Bir de her şeyin en doğrusunu en iyisini onlar biliyor.
Baksan idealleri uğruna çalışan oysa sadece birilerini etkilemek adına altındakileri çalıştırıp pirim yapan insanlar.
Çok konuşup az iş yapanlar.
Hele hele takım çalışmasında ekipte sıkıntı yaratıp topu sürekli başkasına atanlar.
“Eline yapışmaz” diyerek görevinizden fazlasını yaptığınızda bunu sürekli beklerler.
O yetmiyormuş gibi yüze gülüp arkadan konuşurlar.
Yalan mı?
Dönüp şöyle bir etrafınızı gözden geçirin. Kendini sürekli haklı gören, olmadık şeylere sinirlenen, yaptığınız işle ki, başarı elde etmişseniz kendi yapmış gibi övünen, hiçbir şey yada az iş yapıp tüm dünyayı sırtında taşıyormuş gibi davrananlar.
Zordur bu tiplerle çalışmak.
Sinirlerinizi altüst etmekle kalmaz performansınızı da düşürürler.
Bir yerde okumuştum. Zor insan tipleri zorba, sinsi, şikayetçi, umursamaz ve kararsız gibi sıralanıyormuş.
Bu tipler her zaman kendilerini haklı bulurmuş. Dalga geçerek, sorumluluktan türlü bahanelerle kaçarlarmış.
Her şeyi bildiğini iddia edenler ise daha bir başka, onlar kendi söyleyip kendi inananlar grubunda yer alıyor. Kimseye ihtiyacı olmayıp karşısındakine yetersizliği aşılatanlar. Az bilip çok konuşan ama kendine hayranlık duyulmasını isteyen.
Başkalarından sürekli yardım isteyen ama kendinden istediğinde parmağını kımıldatmayan.

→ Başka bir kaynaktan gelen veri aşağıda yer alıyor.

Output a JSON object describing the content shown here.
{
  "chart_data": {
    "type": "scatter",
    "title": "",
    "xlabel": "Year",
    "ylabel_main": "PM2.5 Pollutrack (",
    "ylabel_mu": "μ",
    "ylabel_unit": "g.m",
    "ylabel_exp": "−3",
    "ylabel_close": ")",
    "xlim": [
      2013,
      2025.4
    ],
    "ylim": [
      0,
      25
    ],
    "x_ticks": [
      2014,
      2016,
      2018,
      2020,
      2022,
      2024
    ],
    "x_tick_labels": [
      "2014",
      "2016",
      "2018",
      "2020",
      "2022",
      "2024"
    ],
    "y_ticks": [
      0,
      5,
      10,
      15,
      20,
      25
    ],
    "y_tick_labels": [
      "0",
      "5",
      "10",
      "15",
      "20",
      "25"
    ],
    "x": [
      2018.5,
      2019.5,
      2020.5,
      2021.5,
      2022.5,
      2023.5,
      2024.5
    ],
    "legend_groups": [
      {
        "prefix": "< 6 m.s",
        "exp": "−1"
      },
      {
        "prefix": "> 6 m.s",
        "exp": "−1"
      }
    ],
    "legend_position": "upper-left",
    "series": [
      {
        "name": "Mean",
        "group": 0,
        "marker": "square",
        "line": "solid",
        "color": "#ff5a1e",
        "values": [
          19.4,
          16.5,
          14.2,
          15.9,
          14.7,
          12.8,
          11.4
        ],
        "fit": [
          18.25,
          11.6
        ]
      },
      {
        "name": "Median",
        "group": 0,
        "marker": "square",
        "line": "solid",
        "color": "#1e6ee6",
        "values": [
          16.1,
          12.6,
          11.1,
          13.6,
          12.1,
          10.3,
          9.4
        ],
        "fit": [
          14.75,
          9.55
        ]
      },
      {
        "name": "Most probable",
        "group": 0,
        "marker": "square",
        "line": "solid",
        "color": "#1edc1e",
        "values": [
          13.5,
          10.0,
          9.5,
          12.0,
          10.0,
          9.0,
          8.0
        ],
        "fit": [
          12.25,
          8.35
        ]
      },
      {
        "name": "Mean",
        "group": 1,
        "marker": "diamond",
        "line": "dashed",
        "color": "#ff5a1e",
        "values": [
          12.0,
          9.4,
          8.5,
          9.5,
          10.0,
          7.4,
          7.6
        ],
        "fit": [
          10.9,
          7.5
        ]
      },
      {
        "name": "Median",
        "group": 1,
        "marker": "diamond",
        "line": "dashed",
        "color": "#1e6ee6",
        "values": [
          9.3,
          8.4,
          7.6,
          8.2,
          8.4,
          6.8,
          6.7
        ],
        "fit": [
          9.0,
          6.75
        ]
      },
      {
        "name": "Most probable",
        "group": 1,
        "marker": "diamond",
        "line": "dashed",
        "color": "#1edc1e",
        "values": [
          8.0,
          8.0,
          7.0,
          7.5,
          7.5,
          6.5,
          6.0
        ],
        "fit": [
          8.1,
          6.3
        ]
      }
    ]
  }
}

Böyle tipler her an farklı tepkilerle karşımıza çıkıyor ve yaşamın her alanında iletişim kurmakta zorlandığımız insanları oluşturuyor.
Oysa çalışma ortamı ekibin dayanışma ve iş birliğine dayanır.
Uzmanlar bu tipler için onları değiştiremeseniz de kendi tutumlarınızı değiştirin derler. Onlar bunu söylemesine söylüyor ama uygulamaya gelince hiç öyle olmuyor.
Ne diyelim ekmek parası.
Ya bu deveyi güdecen, ya bu diyardan gidecen.